Kein Urlaubsverfall ohne Aufklärung

von RA, FA für MedizinR und Wirtschaftsmediator Dr. Tobias Scholl-Eickmann und Björn Bredehöft, Kanzlei am Ärztehaus, Dortmund

Der Anspruch eines Arbeitnehmers auf bezahlten Jahresurlaub erlischt nur dann am Ende des Kalenderjahres, wenn der Arbeitgeber ihn zuvor über seinen konkreten Urlaubsanspruch und die Verfallsfristen belehrt und der Arbeitnehmer den Urlaub dennoch freiwillig nicht genommen hat (Bundesarbeitsgericht [BAG], Urteil vom 19.02.2019, Az. 9 AZR 541/15). Die Entscheidung hat für alle Arbeitgeber – somit auch für Ärzte – gravierende Auswirkungen.

Sachverhalt

Nach Beendigung des Arbeitsverhältnisses verlangte ein Beschäftigter von seinem Arbeitgeber, den von ihm nicht genommenen Urlaub abzugelten. Einen Antrag auf Gewährung dieses Urlaubs hatte er während des Arbeitsverhältnisses nicht gestellt. Das Landesarbeitsgericht (LAG) München ging von einem Verfall des Urlaubsanspruchs zum jeweiligen Jahresende aus. Weil der beklagte Arbeitgeber seiner Verpflichtung, dem Kläger von sich aus rechtzeitig Urlaub zu gewähren, nicht nachgekommen sei, bestehe jedoch ein Ersatzurlaubsanspruch, der ggf. abzugelten sei.

Entscheidungsgründe

Das BAG verwies den Fall zurück an das LAG. Ein Verfall des Urlaubsanspruchs könne laut BAG nur angenommen werden, wenn eine hinreichende Aufklärung durch den Arbeitgeber erfolgt sei. Das Bundesurlaubsgesetz (BUrlG) sehe vor, dass Urlaub, der bis zum Jahresende nicht genommen wird, verfällt. Dies galt nach bisheriger Rechtsprechung selbst dann, wenn ein Urlaubsantrag rechtzeitig aber erfolglos gestellt worden war. Diesen Standpunkt hat das BAG vor dem Hintergrund einer Entscheidung des Europäischen Gerichtshofs aufgegeben. Die Regelung im BUrlG sei unter Beachtung der EU-Arbeitszeitrichtlinie) nunmehr so auszulegen, dass zwar keine Pflicht des Arbeitgebers bestehe, von sich aus Urlaub zu gewähren, ihm jedoch die Initiativlast für die Verwirklichung des Urlaubsanspruchs obliege. Der Arbeitgeber habe rechtzeitig unter ausdrücklichem Hinweis auf die Verfallfristen dazu aufzufordern, Urlaub zu nehmen.

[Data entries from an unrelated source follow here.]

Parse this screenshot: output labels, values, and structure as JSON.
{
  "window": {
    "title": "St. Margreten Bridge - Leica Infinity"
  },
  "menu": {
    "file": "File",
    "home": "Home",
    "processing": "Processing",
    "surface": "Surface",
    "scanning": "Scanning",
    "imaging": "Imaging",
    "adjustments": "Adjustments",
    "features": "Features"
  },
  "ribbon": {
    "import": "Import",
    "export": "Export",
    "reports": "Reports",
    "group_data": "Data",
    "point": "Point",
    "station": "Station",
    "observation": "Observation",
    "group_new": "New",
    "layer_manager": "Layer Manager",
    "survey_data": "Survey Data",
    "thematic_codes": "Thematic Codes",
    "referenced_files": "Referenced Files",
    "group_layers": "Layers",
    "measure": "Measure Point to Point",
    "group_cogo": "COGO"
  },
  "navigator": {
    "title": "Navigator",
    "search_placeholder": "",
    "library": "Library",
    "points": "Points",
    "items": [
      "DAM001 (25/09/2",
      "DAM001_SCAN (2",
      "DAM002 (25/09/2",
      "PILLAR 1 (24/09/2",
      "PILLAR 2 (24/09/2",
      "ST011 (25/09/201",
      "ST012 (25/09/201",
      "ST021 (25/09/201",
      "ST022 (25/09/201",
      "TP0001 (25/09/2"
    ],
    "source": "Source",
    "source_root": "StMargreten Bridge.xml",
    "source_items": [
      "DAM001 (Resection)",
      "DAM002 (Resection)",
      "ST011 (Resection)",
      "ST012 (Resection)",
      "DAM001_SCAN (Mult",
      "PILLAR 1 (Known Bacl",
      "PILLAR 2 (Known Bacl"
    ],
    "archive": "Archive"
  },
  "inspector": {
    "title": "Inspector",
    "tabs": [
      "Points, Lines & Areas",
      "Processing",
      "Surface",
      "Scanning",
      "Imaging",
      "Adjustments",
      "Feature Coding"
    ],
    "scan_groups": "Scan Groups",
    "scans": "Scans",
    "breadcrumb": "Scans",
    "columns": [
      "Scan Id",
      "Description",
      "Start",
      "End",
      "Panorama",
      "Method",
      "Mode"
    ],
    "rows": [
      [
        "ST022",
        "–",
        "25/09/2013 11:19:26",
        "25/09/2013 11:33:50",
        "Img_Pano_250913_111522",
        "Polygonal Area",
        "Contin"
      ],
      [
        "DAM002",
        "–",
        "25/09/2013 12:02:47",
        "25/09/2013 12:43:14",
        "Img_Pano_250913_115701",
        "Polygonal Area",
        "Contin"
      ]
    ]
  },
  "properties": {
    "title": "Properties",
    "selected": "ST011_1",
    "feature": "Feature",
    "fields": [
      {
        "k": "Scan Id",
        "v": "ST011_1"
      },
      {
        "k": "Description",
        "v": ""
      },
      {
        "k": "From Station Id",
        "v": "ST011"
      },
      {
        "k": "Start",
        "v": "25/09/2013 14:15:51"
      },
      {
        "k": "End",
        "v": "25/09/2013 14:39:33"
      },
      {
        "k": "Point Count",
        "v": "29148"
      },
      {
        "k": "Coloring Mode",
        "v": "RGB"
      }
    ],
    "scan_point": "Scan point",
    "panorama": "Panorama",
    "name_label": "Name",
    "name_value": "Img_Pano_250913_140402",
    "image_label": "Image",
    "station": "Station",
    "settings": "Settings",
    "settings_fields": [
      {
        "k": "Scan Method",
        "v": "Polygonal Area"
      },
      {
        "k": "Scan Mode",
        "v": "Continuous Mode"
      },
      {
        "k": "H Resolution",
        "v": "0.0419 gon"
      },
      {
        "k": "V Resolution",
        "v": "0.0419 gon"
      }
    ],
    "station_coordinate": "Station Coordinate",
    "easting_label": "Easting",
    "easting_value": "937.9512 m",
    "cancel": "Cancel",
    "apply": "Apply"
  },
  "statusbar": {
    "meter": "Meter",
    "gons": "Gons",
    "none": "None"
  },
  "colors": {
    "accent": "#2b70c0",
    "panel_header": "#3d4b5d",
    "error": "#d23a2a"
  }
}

Arbeitgeber müssen aufklären

Arbeitgeber sollten die Entscheidung umsetzen. Es dürfte sich anbieten, spätestens im Herbst eines Kalenderjahres alle Arbeitnehmer auf offene Urlaubsansprüche und den möglichen Verfall hinzuweisen, einen Urlaubsantrag anzuregen und eine Empfangsbestätigung darüber einzuholen. Andernfalls wird der Urlaubsanspruch im Folgejahr entsprechend aufgestockt. Besonderheiten können gelten, wenn arbeitsvertraglich zwischen dem gesetzlichen und einem übergesetzlichen Urlaubsanspruch unterschieden wird.